Steven Bosa was the first indigenous Ugandan African to train in psychiatry; he obtained his Conjoint DPM in 1960 after a period as a Clinical Assistant at the Maudsley Hospital. He had graduated in Medicine in 1946 from Makerere University College. He was elected a Foundation Member of the Royal College of Psychiatrists in 1971 and later a Fellow.?
I first met Steven in February 1966 when I arrived in Kampala to take up a position as the Foundation Professor of Psychiatry at the Medical School of the University of East Africa. Steven was the only other psychiatrist in Uganda at that time. He was responsible for an astonishing range of duties and services, which included the provision of mental health services to all of Uganda and its 12 million people; the assessment of all persons sent to the secure forensic unit based at Butabika (known as the Broadmoor Unit); the management and administration of the Nurses Training School, also based at Butabika, and also, until my arrival, he had provided clinical and theoretical teaching to the medical students of Makerere Medical School. In addition, he was the only and much respected advisor in matters of mental health to the Government of Uganda and its Ministry of Health.
He had fought hard and effectively for the establishment of a Chair in Psychiatry at Makerere. Until, as early as 1952, having been given the responsibility of finding a suitable site for a ‘modern mental hospital’ in Uganda, he not only identified the Butabika site, but secured this splendid piece of ground in the face of competition from developers and various other government ministries.
Physically he was a small, compact person, quick and agile in his movements, who expressed emotion with his whole body and facial expressions. He set and insisted on maintaining high standards in his clinical and administrative work and I soon became personally aware that when a visit from Dr Bosa was due at the Ministry of Health in Entebbe those expecting to see him were in no doubt that their performance or lack of it would not escape his sharp eye.
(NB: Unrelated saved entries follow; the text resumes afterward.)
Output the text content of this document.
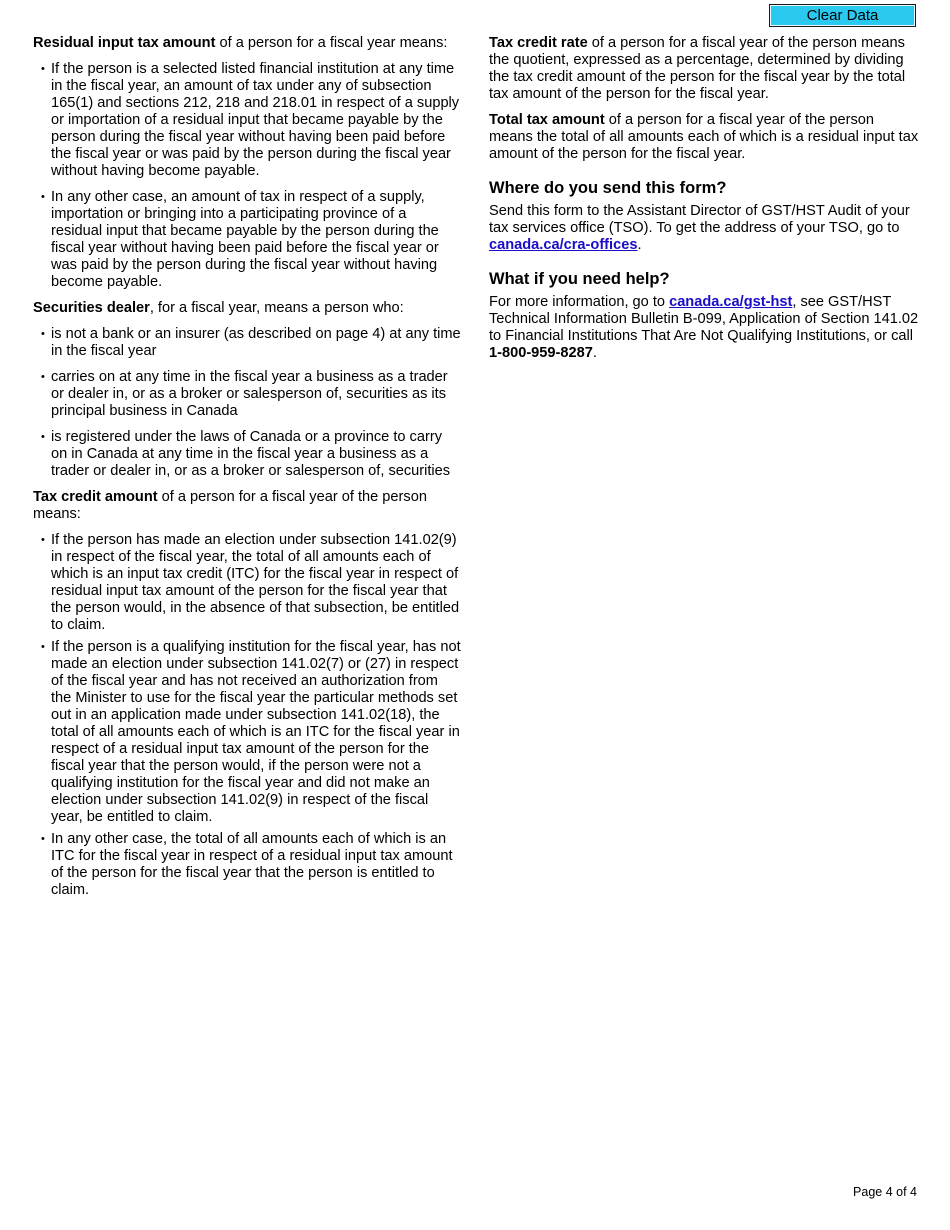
Clear Data

Residual input tax amount of a person for a fiscal year means:

• If the person is a selected listed financial institution at any time in the fiscal year, an amount of tax under any of subsection 165(1) and sections 212, 218 and 218.01 in respect of a supply or importation of a residual input that became payable by the person during the fiscal year without having been paid before the fiscal year or was paid by the person during the fiscal year without having become payable.
• In any other case, an amount of tax in respect of a supply, importation or bringing into a participating province of a residual input that became payable by the person during the fiscal year without having been paid before the fiscal year or was paid by the person during the fiscal year without having become payable.

Securities dealer, for a fiscal year, means a person who:

• is not a bank or an insurer (as described on page 4) at any time in the fiscal year
• carries on at any time in the fiscal year a business as a trader or dealer in, or as a broker or salesperson of, securities as its principal business in Canada
• is registered under the laws of Canada or a province to carry on in Canada at any time in the fiscal year a business as a trader or dealer in, or as a broker or salesperson of, securities

Tax credit amount of a person for a fiscal year of the person means:

• If the person has made an election under subsection 141.02(9) in respect of the fiscal year, the total of all amounts each of which is an input tax credit (ITC) for the fiscal year in respect of residual input tax amount of the person for the fiscal year that the person would, in the absence of that subsection, be entitled to claim.
• If the person is a qualifying institution for the fiscal year, has not made an election under subsection 141.02(7) or (27) in respect of the fiscal year and has not received an authorization from the Minister to use for the fiscal year the particular methods set out in an application made under subsection 141.02(18), the total of all amounts each of which is an ITC for the fiscal year in respect of a residual input tax amount of the person for the fiscal year that the person would, if the person were not a qualifying institution for the fiscal year and did not make an election under subsection 141.02(9) in respect of the fiscal year, be entitled to claim.
• In any other case, the total of all amounts each of which is an ITC for the fiscal year in respect of a residual input tax amount of the person for the fiscal year that the person is entitled to claim.

Tax credit rate of a person for a fiscal year of the person means the quotient, expressed as a percentage, determined by dividing the tax credit amount of the person for the fiscal year by the total tax amount of the person for the fiscal year.

Total tax amount of a person for a fiscal year of the person means the total of all amounts each of which is a residual input tax amount of the person for the fiscal year.

Where do you send this form?

Send this form to the Assistant Director of GST/HST Audit of your tax services office (TSO). To get the address of your TSO, go to canada.ca/cra-offices.

What if you need help?

For more information, go to canada.ca/gst-hst, see GST/HST Technical Information Bulletin B-099, Application of Section 141.02 to Financial Institutions That Are Not Qualifying Institutions, or call 1-800-959-8287.

Page 4 of 4
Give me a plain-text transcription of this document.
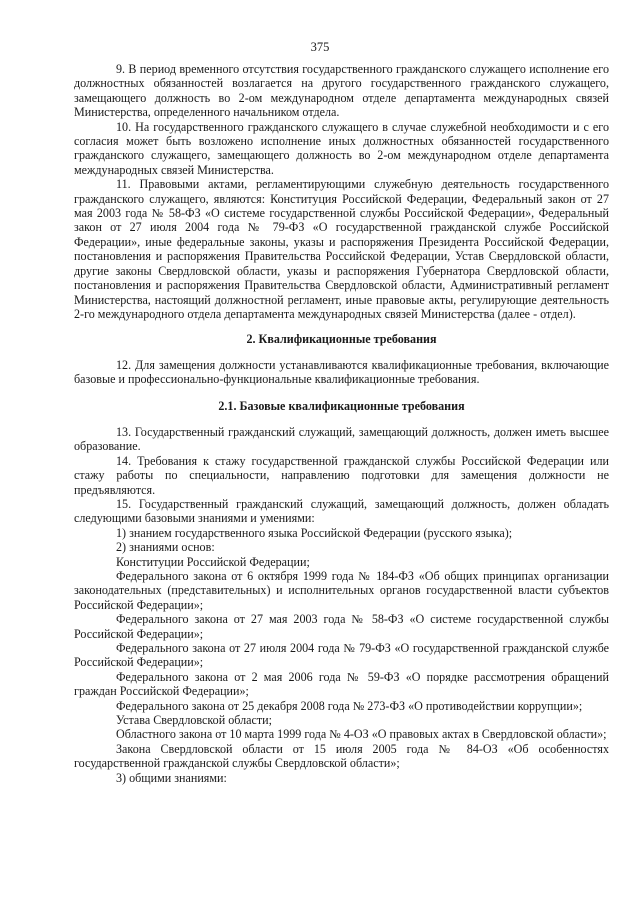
375

9. В период временного отсутствия государственного гражданского служащего исполнение его должностных обязанностей возлагается на другого государственного гражданского служащего, замещающего должность во 2-ом международном отделе департамента международных связей Министерства, определенного начальником отдела.

10. На государственного гражданского служащего в случае служебной необходимости и с его согласия может быть возложено исполнение иных должностных обязанностей государственного гражданского служащего, замещающего должность во 2-ом международном отделе департамента международных связей Министерства.

11. Правовыми актами, регламентирующими служебную деятельность государственного гражданского служащего, являются: Конституция Российской Федерации, Федеральный закон от 27 мая 2003 года № 58-ФЗ «О системе государственной службы Российской Федерации», Федеральный закон от 27 июля 2004 года № 79-ФЗ «О государственной гражданской службе Российской Федерации», иные федеральные законы, указы и распоряжения Президента Российской Федерации, постановления и распоряжения Правительства Российской Федерации, Устав Свердловской области, другие законы Свердловской области, указы и распоряжения Губернатора Свердловской области, постановления и распоряжения Правительства Свердловской области, Административный регламент Министерства, настоящий должностной регламент, иные правовые акты, регулирующие деятельность 2-го международного отдела департамента международных связей Министерства (далее - отдел).

2. Квалификационные требования

12. Для замещения должности устанавливаются квалификационные требования, включающие базовые и профессионально-функциональные квалификационные требования.

2.1. Базовые квалификационные требования

13. Государственный гражданский служащий, замещающий должность, должен иметь высшее образование.

14. Требования к стажу государственной гражданской службы Российской Федерации или стажу работы по специальности, направлению подготовки для замещения должности не предъявляются.

15. Государственный гражданский служащий, замещающий должность, должен обладать следующими базовыми знаниями и умениями:

1) знанием государственного языка Российской Федерации (русского языка);

2) знаниями основ:

Конституции Российской Федерации;

Федерального закона от 6 октября 1999 года № 184-ФЗ «Об общих принципах организации законодательных (представительных) и исполнительных органов государственной власти субъектов Российской Федерации»;

Федерального закона от 27 мая 2003 года № 58-ФЗ «О системе государственной службы Российской Федерации»;

Федерального закона от 27 июля 2004 года № 79-ФЗ «О государственной гражданской службе Российской Федерации»;

Федерального закона от 2 мая 2006 года № 59-ФЗ «О порядке рассмотрения обращений граждан Российской Федерации»;

Федерального закона от 25 декабря 2008 года № 273-ФЗ «О противодействии коррупции»;

Устава Свердловской области;

Областного закона от 10 марта 1999 года № 4-ОЗ «О правовых актах в Свердловской области»;

Закона Свердловской области от 15 июля 2005 года № 84-ОЗ «Об особенностях государственной гражданской службы Свердловской области»;

3) общими знаниями:
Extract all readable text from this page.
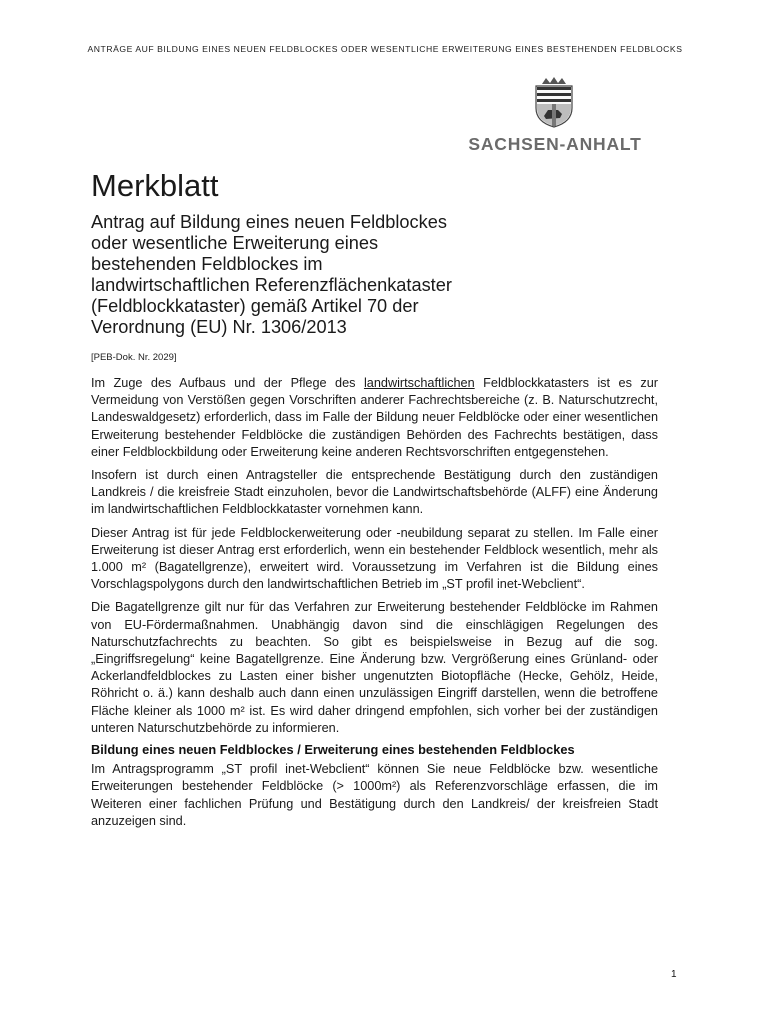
ANTRÄGE AUF BILDUNG EINES NEUEN FELDBLOCKES ODER WESENTLICHE ERWEITERUNG EINES BESTEHENDEN FELDBLOCKS
SACHSEN-ANHALT
Merkblatt
Antrag auf Bildung eines neuen Feldblockes
oder wesentliche Erweiterung eines
bestehenden Feldblockes im
landwirtschaftlichen Referenzflächenkataster
(Feldblockkataster) gemäß Artikel 70 der
Verordnung (EU) Nr. 1306/2013
[PEB-Dok. Nr. 2029]

Im Zuge des Aufbaus und der Pflege des landwirtschaftlichen Feldblockkatasters ist es zur Vermeidung von Verstößen gegen Vorschriften anderer Fachrechtsbereiche (z. B. Naturschutzrecht, Landeswaldgesetz) erforderlich, dass im Falle der Bildung neuer Feldblöcke oder einer wesentlichen Erweiterung bestehender Feldblöcke die zuständigen Behörden des Fachrechts bestätigen, dass einer Feldblockbildung oder Erweiterung keine anderen Rechtsvorschriften entgegenstehen.

Insofern ist durch einen Antragsteller die entsprechende Bestätigung durch den zuständigen Landkreis / die kreisfreie Stadt einzuholen, bevor die Landwirtschaftsbehörde (ALFF) eine Änderung im landwirtschaftlichen Feldblockkataster vornehmen kann.

Dieser Antrag ist für jede Feldblockerweiterung oder -neubildung separat zu stellen. Im Falle einer Erweiterung ist dieser Antrag erst erforderlich, wenn ein bestehender Feldblock wesentlich, mehr als 1.000 m² (Bagatellgrenze), erweitert wird. Voraussetzung im Verfahren ist die Bildung eines Vorschlagspolygons durch den landwirtschaftlichen Betrieb im „ST profil inet-Webclient“.

Die Bagatellgrenze gilt nur für das Verfahren zur Erweiterung bestehender Feldblöcke im Rahmen von EU-Fördermaßnahmen. Unabhängig davon sind die einschlägigen Regelungen des Naturschutzfachrechts zu beachten. So gibt es beispielsweise in Bezug auf die sog. „Eingriffsregelung“ keine Bagatellgrenze. Eine Änderung bzw. Vergrößerung eines Grünland- oder Ackerlandfeldblockes zu Lasten einer bisher ungenutzten Biotopfläche (Hecke, Gehölz, Heide, Röhricht o. ä.) kann deshalb auch dann einen unzulässigen Eingriff darstellen, wenn die betroffene Fläche kleiner als 1000 m² ist. Es wird daher dringend empfohlen, sich vorher bei der zuständigen unteren Naturschutzbehörde zu informieren.

Bildung eines neuen Feldblockes / Erweiterung eines bestehenden Feldblockes

Im Antragsprogramm „ST profil inet-Webclient“ können Sie neue Feldblöcke bzw. wesentliche Erweiterungen bestehender Feldblöcke (> 1000m²) als Referenzvorschläge erfassen, die im Weiteren einer fachlichen Prüfung und Bestätigung durch den Landkreis/ der kreisfreien Stadt anzuzeigen sind.

1
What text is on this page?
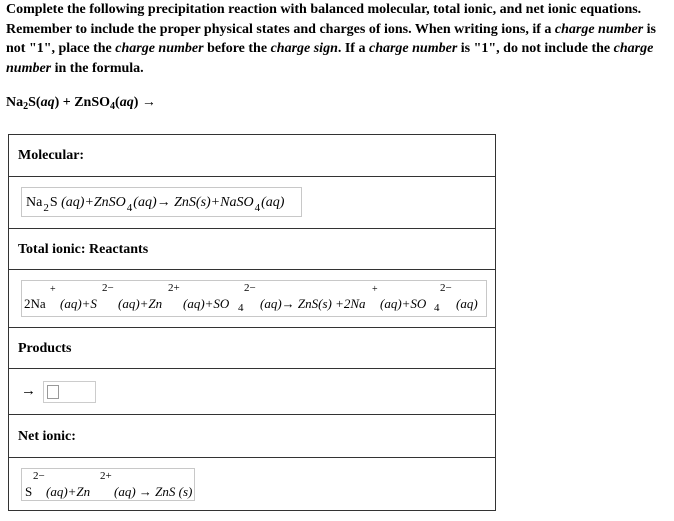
Complete the following precipitation reaction with balanced molecular, total ionic, and net ionic equations. Remember to include the proper physical states and charges of ions. When writing ions, if a charge number is not "1", place the charge number before the charge sign. If a charge number is "1", do not include the charge number in the formula.
$Na_2S(aq)$ + ZnSO$_4$(aq) →
Molecular:
Na 2 S
(aq)+ZnSO 4 (aq)→ ZnS(s)+NaSO 4 (aq)
Total ionic: Reactants
2Na
+
(aq)+S
2−
(aq)+Zn
2+
(aq)+SO
2−
4 (aq)→ ZnS(s) +2Na
+
(aq)+SO
2−
4 (aq)
Products
→
Net ionic:
S
2−
(aq)+Zn
2+
(aq) → ZnS (s)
In the course of his lifelong preoccupation he started and sustained the Psychiatric Nurse Training School at Butabika Hospital, a concept which he introduced to the Government in 1960. When deserted by the flight of expatriates, psychiatrists and other mental health specialists in the face of a rampaging Idi Amin in 1972-1973 and 1974 he managed, in the face of all odds, to keep a central and rural service going by careful deployment of his devoted nursing personnel. Later, after his formal retirement in 1973, he managed to convince the Ministry of Health to set up a Psychiatric Clinical Officers Training School, again at Butabika, which saw its first intake during the turbulence of 1979 when the Amin regime was in a state of terminal collapse. These clinical officers are now responsible for running community-based mental health services in every corner of Uganda.
He suffered from a flying phobia throughout life. As a result he travelled only as far as he could by road. The exception, of course, was his emergence to train in the UK, an experience which he held dear, as if the Holy Grail of his achievements, talking often when frustrated of “going home to London”. But he never did.
He died in Kampala, Uganda in February 2000, at the age of approximately 80 years.